Wyrzucony ze Scotland Yardu. Detektyw Jim Boyling utrzymywał kontakty seksualne z działaczką środowiskową, której grupę inwigilował jako tajny agent. Wewnętrzne dochodzenie policji uznało go winnym poważnego naruszenia regulaminu.

Jim Boyling nie mówił kobiecie, że w rzeczywistości był policjantem. Jego związek trwał sześć miesięcy. Jak ustalono, utrzymał także kontakty z dwoma innymi aktywistkami. Kobieta, znana jedynie z imienia Monika, stara się wpłynąć na zmianę wcześniejszej decyzji prokuratury, która postanowiła nie wszczynać wobec policjanta postępowania. Jego szefowie w Scotland Yardzie byli mniej przychylni.

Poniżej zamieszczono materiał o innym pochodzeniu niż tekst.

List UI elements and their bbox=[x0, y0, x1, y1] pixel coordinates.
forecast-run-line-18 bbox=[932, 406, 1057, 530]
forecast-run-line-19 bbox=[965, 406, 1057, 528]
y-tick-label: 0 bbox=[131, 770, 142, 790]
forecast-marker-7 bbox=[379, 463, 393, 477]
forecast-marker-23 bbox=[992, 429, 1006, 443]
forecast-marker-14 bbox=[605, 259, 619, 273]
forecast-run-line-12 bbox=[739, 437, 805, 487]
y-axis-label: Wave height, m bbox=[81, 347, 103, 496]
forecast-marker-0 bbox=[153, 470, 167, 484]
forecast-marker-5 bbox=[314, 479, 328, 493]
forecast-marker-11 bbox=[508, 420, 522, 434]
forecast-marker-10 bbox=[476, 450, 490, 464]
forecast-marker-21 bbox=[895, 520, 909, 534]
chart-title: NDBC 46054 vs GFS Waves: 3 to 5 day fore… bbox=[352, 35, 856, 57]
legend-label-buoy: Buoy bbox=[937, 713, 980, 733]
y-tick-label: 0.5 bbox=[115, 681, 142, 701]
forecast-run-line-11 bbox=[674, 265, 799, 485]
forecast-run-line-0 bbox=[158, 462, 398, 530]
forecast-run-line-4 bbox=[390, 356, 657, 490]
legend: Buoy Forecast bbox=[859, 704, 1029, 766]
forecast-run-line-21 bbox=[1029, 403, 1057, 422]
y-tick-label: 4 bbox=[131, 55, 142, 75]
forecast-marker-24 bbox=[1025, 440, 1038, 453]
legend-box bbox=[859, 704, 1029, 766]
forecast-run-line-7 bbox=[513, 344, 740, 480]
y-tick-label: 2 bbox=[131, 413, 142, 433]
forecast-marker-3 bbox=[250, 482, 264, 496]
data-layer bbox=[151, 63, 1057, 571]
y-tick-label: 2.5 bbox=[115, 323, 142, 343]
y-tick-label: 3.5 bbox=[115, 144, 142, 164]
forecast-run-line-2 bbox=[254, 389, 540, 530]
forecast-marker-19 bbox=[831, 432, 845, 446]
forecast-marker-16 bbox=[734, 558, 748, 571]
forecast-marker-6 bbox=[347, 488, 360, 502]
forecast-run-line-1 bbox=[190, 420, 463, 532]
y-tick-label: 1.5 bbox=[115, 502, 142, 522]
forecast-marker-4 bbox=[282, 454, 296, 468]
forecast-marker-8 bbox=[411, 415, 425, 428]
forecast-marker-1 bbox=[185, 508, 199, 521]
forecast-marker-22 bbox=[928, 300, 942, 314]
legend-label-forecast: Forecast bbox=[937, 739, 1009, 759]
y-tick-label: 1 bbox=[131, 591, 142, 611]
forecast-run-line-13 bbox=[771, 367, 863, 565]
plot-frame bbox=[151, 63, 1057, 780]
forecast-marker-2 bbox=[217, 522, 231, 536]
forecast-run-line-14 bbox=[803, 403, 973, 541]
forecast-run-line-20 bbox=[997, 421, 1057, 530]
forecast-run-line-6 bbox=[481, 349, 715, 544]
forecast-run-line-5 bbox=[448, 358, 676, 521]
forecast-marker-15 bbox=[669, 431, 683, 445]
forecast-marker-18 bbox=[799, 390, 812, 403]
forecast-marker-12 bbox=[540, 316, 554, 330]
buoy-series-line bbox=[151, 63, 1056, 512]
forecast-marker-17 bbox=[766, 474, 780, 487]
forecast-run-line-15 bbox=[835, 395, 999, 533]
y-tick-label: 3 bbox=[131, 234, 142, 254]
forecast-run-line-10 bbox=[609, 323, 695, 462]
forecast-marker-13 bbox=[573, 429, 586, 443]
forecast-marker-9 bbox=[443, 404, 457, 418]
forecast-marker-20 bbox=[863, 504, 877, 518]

Jak powiedziała w wywiadzie dla BBC oszukana aktywistka, nigdy nie związałaby się z Bowlingiem, gdyby wiedziała, że w rzeczywistości jest policjantem. Była przekonana, że żywi wobec niej szczere uczucia. Mężczyzna zniknął z jej życia, gdy zakończył pełnienie służbowych obowiązków.

Inna kobieta, która również z nim sypiała, odszukała go, wznowiła z nim intymne relacje, następnie wyszła za niego za mąż i miała z nim dwójkę dzieci. Bowling ostatecznie przyznał się jej, że był tajnym agentem. Gdy ich związek rozpadł się, kobieta oskarżyła go o oszustwo i manipulowanie jej uczuciami.

Komisja dyscyplinarna Scotland Yardu ustaliła, że były agent zawierał intymne relacje z kobietami bez zgody przełożonych. Nie przekładało się to w żaden sposób na zadanie, jakie profesjonalnie wykonywał.

Jim Bowling przepracował policji 30 lat. Podczas dochodzenia zeznał, że składał relacje przełożonym ze swego postępowania. Poinformował ich także o małżeństwie. Oskarżył Scotland Yard o "selektywny zanik pamięci".